Deadlines moved to ensure fair vote in Ghana

ACCRA, Nov 30 (AFP) – As Ghana’s countdown to presidential and legislative elections entered its final week Thursday, the Electoral Commission moved two key deadlines to ensure a fair vote.

Voters were to have turned in their registration cards bearing thumbprints for new photograph identity cards by Thursday, but this deadline has been moved to Sunday, four days before the December 7 elections.

The issue of voter identification has prompted contradictory allegations.

The ruling National Democratic Congress (NDC) insists that rural voters unable to reach trade-in centers would be disenfranchised, and should be allowed to vote using thumbprint IDs under strict controls.
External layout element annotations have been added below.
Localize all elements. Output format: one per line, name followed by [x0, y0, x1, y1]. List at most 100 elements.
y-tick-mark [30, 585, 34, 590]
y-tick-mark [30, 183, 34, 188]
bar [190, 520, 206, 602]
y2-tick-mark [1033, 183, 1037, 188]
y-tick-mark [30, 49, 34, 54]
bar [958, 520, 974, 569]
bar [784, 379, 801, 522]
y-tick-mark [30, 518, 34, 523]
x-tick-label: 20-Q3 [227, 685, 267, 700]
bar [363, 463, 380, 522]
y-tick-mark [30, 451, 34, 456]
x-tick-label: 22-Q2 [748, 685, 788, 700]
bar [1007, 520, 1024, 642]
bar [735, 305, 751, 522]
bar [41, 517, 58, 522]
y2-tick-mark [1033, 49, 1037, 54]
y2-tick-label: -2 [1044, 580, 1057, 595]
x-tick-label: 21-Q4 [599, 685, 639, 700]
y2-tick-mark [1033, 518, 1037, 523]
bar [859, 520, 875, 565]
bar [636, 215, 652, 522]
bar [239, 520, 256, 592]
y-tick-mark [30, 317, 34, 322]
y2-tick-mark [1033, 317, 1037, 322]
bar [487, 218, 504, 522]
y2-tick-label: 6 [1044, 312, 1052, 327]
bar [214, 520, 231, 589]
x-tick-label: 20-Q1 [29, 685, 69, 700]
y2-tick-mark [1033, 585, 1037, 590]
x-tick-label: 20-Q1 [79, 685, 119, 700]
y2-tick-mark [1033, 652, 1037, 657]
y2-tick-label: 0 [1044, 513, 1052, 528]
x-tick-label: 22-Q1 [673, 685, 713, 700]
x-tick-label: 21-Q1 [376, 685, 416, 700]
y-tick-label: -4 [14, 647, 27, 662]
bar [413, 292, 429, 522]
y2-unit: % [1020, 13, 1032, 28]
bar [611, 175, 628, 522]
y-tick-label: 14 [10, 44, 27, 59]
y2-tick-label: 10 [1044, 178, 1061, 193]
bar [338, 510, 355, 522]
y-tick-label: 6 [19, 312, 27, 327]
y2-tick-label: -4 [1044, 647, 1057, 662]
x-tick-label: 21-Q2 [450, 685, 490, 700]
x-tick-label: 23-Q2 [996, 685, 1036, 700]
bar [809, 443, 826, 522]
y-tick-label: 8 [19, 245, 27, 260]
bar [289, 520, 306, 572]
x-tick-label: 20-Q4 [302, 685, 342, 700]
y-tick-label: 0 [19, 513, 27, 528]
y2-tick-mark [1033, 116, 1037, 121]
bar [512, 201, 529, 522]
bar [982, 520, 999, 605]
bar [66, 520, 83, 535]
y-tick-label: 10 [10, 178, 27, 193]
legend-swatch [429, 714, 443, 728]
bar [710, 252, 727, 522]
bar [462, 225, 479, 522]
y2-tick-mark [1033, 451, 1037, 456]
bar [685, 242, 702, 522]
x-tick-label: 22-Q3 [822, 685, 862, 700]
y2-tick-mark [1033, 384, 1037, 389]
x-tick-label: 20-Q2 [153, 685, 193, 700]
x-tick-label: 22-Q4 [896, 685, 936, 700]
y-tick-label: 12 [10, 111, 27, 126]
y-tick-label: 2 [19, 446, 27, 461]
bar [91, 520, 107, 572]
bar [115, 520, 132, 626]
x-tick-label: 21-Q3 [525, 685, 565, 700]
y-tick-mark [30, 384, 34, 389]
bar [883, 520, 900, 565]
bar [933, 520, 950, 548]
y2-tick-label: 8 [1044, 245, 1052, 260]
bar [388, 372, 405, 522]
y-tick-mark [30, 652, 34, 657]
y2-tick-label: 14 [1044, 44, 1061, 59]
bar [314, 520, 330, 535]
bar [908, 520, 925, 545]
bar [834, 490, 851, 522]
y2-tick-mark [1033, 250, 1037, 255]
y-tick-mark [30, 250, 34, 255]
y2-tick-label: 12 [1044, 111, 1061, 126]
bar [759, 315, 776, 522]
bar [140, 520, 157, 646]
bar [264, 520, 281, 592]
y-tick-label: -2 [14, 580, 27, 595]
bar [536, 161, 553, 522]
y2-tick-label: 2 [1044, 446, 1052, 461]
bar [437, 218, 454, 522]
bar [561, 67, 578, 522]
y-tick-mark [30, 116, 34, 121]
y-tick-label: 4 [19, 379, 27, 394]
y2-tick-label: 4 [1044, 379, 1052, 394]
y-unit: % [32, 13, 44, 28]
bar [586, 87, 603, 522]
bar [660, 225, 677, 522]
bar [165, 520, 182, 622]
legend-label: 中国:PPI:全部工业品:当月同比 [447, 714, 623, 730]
Opposition parties allege that this procedure would invite multiple voting, and the Supreme Court is to rule on the matter on Monday.

Other concerns are over charges that under-age citizens had managed to register to vote, and that indelible ink brought in from India could be rendered ineffective with a prior application of grease.

The run-up to the vote, which will bring an end to 19 years of military and civilian rule by President Jerry Rawlings, has become increasingly fraught by concerns over the potential for irregularities.

The presidential race between Rawlings’ protege, Vice President John Atta Mills, and John Kufuor, head of the opposition New Patriotic Party, the two front-runners in a field of seven, appears headed for an inconclusive result, setting the stage for a run-off by December 28.

At a question-and-answer session for journalists on Thursday, political analysts voiced concerns over the post-election period, especially if the race is tight.

Emmanuel Aning of the Institute of Economic Affairs pointed to recent controversial elections in Zimbabwe, Ivory Coast, Tanzania’s Zanzibar, and “even in the father of all democracies, the United States.”

He warned that outward signs that the elections in Ghana will proceed smoothly were not grounds for complacency. “I don’t think we can take the status quo for granted,” Aning said.

Afi Yakubu of the Foundation for Security Development in Africa, which organized the discussion, said the Accra-based group was currently focusing on west Africa, which has been especially prone to post-election conflict.

She said: “Only Senegal has managed to come out successfully from elections,” referring to the orderly presidential victory of Abdoulaye Wade in March this year after decades of opposition to de facto one-party rule.